Old Tissue Specimen Aids Historical Search for HIV Infection
HIV-1 infection probably emerged in sub-Saharan Africans during the early 20th century and possibly the late 19th century. This latest, and earliest, estimate of the emergence of HIV-1 in humans is based on a comparison of the genetic sequences from 2 of the oldest, known HIV-1 samples: one (ZR59) from a 1959 plasma sample from a Kinshasa man (in the Democratic Republic of the Congo) and another (DRC60) that was recently found in a 1960 preserved lymph node from a Kinshasa woman. An international group of investigators published their evolutionary assessment of HIV-1, based on these 2 viral samples, in this week's Nature.
Investigators at the University of Arizona obtained access to more than 800 paraffin-embedded human-tissue specimens from the 1958-1962 archives of the Department of Anatomy and Pathology at the University of Kinshasa and screened 27 blocks by means of RT-PCR for HIV-1 sequences. One specimen, a section of lymph node from 1960, contained HIV-1 RNA.

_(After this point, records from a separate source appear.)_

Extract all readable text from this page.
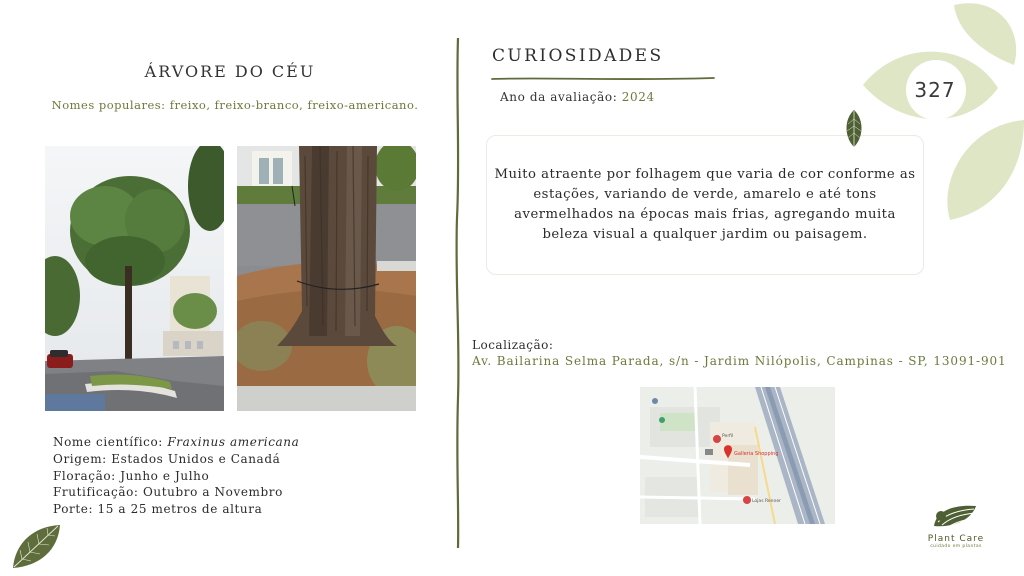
ÁRVORE DO CÉU
Nomes populares: freixo, freixo-branco, freixo-americano.
Nome científico: Fraxinus americana
Origem: Estados Unidos e Canadá
Floração: Junho e Julho
Frutificação: Outubro a Novembro
Porte: 15 a 25 metros de altura
CURIOSIDADES
Ano da avaliação: 2024
Muito atraente por folhagem que varia de cor conforme as estações, variando de verde, amarelo e até tons avermelhados na épocas mais frias, agregando muita beleza visual a qualquer jardim ou paisagem.
Localização:
Av. Bailarina Selma Parada, s/n - Jardim Nilópolis, Campinas - SP, 13091-901
Galleria Shopping
Lojas Renner
Perfil
327
Plant Care
cuidado em plantas
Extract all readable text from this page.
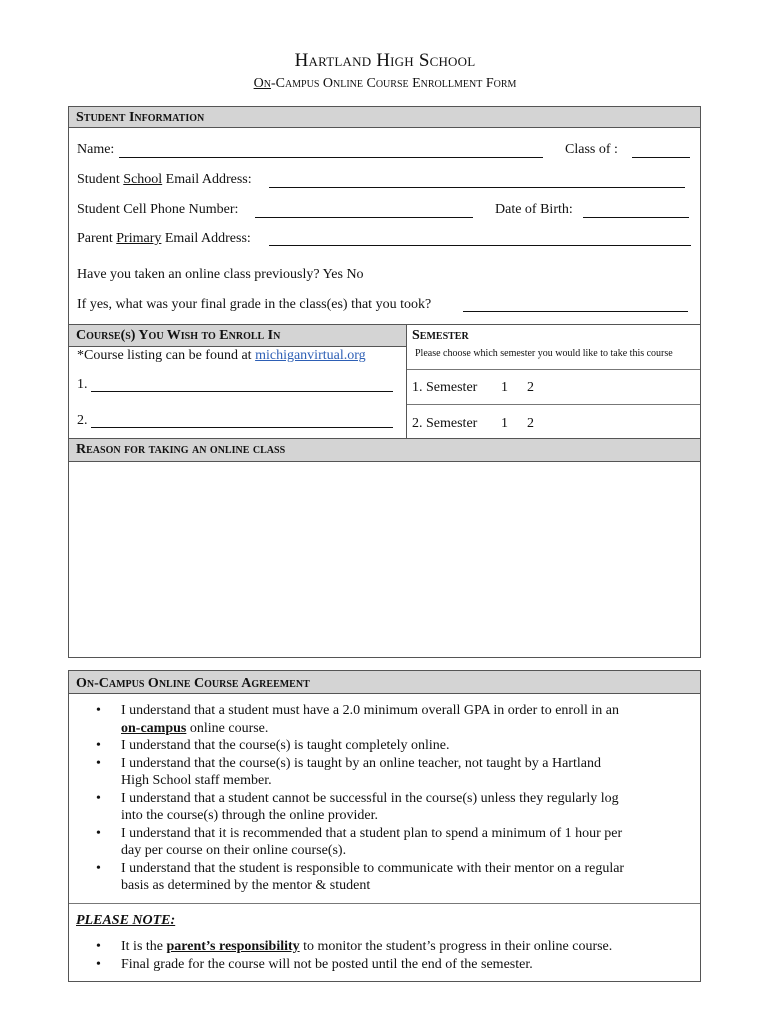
Hartland High School
On-Campus Online Course Enrollment Form
Student Information
Name:	Class of :
Student School Email Address:
Student Cell Phone Number:	Date of Birth:
Parent Primary Email Address:
Have you taken an online class previously? Yes No
If yes, what was your final grade in the class(es) that you took?
Course(s) You Wish to Enroll In	Semester
*Course listing can be found at michiganvirtual.org
1.
2.
Please choose which semester you would like to take this course
1. Semester 1 2
2. Semester 1 2
Reason for taking an online class
On-Campus Online Course Agreement
• I understand that a student must have a 2.0 minimum overall GPA in order to enroll in an
on-campus online course.
• I understand that the course(s) is taught completely online.
• I understand that the course(s) is taught by an online teacher, not taught by a Hartland
High School staff member.
• I understand that a student cannot be successful in the course(s) unless they regularly log
into the course(s) through the online provider.
• I understand that it is recommended that a student plan to spend a minimum of 1 hour per
day per course on their online course(s).
• I understand that the student is responsible to communicate with their mentor on a regular
basis as determined by the mentor & student
PLEASE NOTE:
• It is the parent’s responsibility to monitor the student’s progress in their online course.
• Final grade for the course will not be posted until the end of the semester.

Genetic sequences of this newly discovered HIV-1 sample, DRC60, were then compared with those of ZR59 and found to be divergent enough to indicate several decades of independent evolution. The investigators performed molecular-clock analyses, which demonstrated that the most recent, common ancestor of ZR59 and DRC60 likely dated to the early 20th century—specifically 1908, with a probable date range of 1884-1924.

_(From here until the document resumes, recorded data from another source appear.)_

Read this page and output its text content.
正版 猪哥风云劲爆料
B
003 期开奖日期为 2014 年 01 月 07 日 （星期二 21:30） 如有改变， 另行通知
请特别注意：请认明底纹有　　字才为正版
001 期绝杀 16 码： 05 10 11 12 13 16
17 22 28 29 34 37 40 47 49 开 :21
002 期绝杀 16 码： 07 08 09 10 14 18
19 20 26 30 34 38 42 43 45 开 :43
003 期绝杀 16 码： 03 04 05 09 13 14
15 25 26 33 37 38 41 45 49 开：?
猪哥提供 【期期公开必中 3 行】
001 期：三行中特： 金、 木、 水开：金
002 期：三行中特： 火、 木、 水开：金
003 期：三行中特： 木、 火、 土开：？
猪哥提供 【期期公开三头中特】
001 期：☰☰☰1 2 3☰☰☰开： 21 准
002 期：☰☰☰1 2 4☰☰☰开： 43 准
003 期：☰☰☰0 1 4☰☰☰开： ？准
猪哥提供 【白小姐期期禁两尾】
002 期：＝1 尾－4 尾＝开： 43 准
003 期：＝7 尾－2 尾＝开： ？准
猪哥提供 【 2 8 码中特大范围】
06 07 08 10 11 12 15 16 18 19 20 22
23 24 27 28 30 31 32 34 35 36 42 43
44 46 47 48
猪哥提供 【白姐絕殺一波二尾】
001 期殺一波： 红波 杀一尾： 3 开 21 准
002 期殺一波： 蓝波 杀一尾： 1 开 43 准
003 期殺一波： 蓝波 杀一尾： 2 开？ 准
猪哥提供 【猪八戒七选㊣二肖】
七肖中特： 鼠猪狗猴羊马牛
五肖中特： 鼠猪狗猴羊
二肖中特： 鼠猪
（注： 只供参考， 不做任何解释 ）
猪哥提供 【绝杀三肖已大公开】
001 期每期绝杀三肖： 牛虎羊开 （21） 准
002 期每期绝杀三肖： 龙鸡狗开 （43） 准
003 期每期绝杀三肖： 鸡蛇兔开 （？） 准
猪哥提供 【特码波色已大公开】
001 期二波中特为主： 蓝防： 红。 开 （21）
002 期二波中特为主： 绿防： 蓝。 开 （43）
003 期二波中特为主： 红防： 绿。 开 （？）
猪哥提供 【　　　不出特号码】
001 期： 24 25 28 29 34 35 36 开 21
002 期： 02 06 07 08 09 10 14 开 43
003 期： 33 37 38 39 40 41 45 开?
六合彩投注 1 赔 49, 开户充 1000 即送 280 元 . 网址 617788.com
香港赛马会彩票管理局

Not coincidentally, this was the era of colonial growth in sub-Saharan Africa, which included a population expansion in Kinshasa and similar towns. The belief is that cross-species transmission of HIV-1, from wild chimpanzees, occurred in this general geographic area by means of human predation—now approximately 100 years ago.
A Nature report indicates that the investigators will continue to mine the remaining archived specimens from Kinshasa in an attempt to further define the beginning of human HIV-1 infection.
Emergence of HIV-1 in Africans predates the comic serial Tintin in the Congo (1931).